Entretanto isso não nos dispensa a nós de nos aglutinarmos e lutarmos, porque Deus se serve dos meios humanos.

Muito simbólico é nesse o sentido o que aconteceu por ocasião da multiplicação dos pães. Todos os senhores a conhecem. A narração lindíssima do Evangelho nos está presente no espírito de todos. Nosso Senhor pregando, levando atrás de Si as multidões encantadas e empolgadas com Suas palavras e com a consideração de Sua Pessoa. Chegando no deserto não tinham o que comer. Nosso Senhor teve pena da multidão pela fome que sofria e mandou recolher todos os peixes e pães, todos os alimentos que eles tinham. E foram encontrados em toda aquela multidão apenas sete pães e sete peixes. Estes sete peixes e sete pães, Nosso Senhor se serviu deles para multiplicar esses pães e esses peixes, e para atender com sobra – mas com sobra enorme – todas as necessidades da multidão.

Esta ação Deus poderia tê-la praticado sem os 7 pães e sete peixes. Ele criou o mundo por que Ele precisava daqueles sete pães e sete peixes? Mas Ele queria que os generosos que tinham pouco desse tudo o que tinham. Com isto, e para glorificar esses generosos, Ele multiplicou depois esses pães e esses peixes.

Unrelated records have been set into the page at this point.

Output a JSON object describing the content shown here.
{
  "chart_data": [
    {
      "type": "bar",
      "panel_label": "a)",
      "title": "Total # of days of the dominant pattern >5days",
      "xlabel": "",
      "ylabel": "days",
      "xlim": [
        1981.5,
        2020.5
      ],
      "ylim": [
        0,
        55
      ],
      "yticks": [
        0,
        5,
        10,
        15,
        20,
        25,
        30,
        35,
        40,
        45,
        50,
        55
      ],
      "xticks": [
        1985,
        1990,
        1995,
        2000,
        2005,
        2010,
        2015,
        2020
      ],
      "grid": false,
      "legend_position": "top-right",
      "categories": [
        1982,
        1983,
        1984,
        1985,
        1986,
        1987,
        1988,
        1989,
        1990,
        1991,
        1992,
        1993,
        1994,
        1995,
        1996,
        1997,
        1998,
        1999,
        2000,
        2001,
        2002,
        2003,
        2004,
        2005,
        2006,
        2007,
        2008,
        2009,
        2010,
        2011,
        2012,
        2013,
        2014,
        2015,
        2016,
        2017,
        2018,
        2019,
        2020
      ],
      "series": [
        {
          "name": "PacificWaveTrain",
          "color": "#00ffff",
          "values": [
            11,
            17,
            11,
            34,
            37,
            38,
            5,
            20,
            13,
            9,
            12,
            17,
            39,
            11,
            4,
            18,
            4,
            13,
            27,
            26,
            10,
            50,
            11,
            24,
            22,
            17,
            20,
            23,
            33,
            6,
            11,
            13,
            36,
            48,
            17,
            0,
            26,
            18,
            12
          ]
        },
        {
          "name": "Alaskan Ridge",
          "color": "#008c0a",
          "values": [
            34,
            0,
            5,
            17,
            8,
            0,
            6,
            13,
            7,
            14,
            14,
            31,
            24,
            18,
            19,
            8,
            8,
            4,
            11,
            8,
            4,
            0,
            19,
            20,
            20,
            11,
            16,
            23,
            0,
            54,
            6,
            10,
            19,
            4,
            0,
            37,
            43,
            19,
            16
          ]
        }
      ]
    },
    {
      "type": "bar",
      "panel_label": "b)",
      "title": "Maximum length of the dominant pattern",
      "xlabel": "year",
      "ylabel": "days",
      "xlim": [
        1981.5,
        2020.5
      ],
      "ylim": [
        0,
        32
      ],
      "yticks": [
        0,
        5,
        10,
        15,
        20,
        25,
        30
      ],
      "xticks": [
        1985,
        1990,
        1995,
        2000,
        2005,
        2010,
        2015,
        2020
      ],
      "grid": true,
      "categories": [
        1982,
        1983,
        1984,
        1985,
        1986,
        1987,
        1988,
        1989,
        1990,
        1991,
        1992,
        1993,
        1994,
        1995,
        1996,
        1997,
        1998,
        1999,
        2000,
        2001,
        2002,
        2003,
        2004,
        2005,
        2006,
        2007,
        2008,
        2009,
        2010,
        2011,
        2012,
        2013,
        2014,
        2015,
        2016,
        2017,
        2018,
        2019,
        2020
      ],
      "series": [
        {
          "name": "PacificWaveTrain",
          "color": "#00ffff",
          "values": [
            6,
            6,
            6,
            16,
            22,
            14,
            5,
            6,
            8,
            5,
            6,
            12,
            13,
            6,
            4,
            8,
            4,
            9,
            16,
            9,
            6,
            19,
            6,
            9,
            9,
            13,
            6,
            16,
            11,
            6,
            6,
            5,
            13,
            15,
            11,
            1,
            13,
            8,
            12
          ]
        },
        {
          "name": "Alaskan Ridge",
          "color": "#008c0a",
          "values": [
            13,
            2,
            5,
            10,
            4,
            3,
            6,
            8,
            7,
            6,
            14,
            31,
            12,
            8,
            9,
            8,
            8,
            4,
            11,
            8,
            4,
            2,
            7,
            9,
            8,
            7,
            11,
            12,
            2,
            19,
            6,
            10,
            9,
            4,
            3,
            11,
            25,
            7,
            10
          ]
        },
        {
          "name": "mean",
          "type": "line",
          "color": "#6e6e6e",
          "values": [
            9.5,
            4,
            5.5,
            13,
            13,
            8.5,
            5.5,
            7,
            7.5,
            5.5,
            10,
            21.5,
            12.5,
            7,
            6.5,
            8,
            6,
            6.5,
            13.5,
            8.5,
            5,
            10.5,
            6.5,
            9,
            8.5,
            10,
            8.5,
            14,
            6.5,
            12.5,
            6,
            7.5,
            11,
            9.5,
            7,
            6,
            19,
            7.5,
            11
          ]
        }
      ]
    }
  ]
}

Nosso tempo, nossa dedicação, se for preciso o risco de nossa vida – nós somos poucos – esses são os sete pães e sete peixes que nós podemos oferecer a Nossa Senhora e por meio dEla a Nosso Senhor Jesus Cristo, nessa situação crítica da história.

Lutemos com todo o empenho que Nossa Senhora saberá obter de Seu Divino Filho a multiplicação desses pães e desses peixes. Será a vitória, meu caro Maurício.